Tuesday, May 24, 2011

Learning to See – How Vision Develops


Newborns have all the eye structures necessary to see, but they haven’t learned to use them yet. Infants' vision begins to develop at birth. Babies spend much of their early weeks and months of life learning how to see--developing such skills as focusing, teaming their eye movements, recognizing depth, developing eye-hand coordination, and making spatial judgments. As the child grows, more complex skills, such as visual perception and visual motor integration, develop to meet the child’s growing need to understand and interpret his world.  

Birth to Four Months  
Because newborns can only focus eight to twelve inches, most of their vision is blurred. Babies first start to learn to focus their eyes by looking at faces and then gradually moving out to bright objects of interest brought near them. Newborns should be able to momentarily hold their gaze on an object for a few seconds, but by 8-12 weeks they should start to follow people or moving objects with their eyes. At first, infants have to move their whole head to move their eyes, but by 2-4 months they should start to move their eyes independently with much less head movement. When infants start to follow moving objects with their eyes they begin to develop tracking and eye teaming skills. Young infants haven't learned to use their eyes together; they haven't developed enough neuromuscular control yet to keep their eyes from crossing.
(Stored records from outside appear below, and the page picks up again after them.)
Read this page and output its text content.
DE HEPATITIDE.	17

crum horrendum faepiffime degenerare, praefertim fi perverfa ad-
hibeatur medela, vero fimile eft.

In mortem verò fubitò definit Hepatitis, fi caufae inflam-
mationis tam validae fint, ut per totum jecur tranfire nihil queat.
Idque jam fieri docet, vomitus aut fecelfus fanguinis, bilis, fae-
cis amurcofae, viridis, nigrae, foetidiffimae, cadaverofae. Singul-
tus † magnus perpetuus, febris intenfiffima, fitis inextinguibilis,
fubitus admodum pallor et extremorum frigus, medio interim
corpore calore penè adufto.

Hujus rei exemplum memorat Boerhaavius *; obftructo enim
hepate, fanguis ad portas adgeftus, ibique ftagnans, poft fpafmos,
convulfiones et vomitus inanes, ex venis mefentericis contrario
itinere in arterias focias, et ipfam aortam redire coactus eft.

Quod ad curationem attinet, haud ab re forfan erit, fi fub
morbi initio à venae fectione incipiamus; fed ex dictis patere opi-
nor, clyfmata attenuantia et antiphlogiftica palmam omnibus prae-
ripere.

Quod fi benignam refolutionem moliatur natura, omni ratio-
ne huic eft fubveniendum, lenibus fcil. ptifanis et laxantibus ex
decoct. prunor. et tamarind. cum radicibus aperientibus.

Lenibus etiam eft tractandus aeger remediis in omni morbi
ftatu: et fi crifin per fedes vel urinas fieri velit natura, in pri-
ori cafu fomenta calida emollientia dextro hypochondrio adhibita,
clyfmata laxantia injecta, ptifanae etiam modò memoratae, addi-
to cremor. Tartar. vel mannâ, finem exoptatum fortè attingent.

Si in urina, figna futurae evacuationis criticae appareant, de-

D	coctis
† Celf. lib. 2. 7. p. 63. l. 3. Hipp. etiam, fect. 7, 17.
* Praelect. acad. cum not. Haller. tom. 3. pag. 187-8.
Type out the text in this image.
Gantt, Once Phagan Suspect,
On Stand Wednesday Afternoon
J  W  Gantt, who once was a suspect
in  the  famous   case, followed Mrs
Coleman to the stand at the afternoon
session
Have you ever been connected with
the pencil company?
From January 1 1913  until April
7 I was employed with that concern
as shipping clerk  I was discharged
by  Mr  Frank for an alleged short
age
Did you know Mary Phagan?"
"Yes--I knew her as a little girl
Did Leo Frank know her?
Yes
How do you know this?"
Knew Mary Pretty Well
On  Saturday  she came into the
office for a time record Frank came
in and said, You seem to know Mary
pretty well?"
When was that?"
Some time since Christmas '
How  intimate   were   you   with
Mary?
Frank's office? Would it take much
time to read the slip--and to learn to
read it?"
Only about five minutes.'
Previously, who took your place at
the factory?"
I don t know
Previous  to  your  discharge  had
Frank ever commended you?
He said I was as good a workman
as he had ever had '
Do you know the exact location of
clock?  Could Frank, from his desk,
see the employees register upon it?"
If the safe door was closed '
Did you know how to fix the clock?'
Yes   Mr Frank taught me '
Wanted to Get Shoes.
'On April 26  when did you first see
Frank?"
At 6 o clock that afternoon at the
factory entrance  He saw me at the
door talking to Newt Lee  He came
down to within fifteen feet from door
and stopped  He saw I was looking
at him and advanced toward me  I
This alarms many parents, but by 4 or 5 months babies usually have learned to coordinate their eye movements as a team and the crossed-eyes should stop. (If you're seeing your infant's eyes cross after this time, this could indicate a problem, and you should seek the advice of your family optometrist.) By four months, babies start to reach for objects, the beginning of eye-hand coordination.  Also by four months of age, babies visual systems have developed the ability to see in full color, and they're exposed to an exciting new world!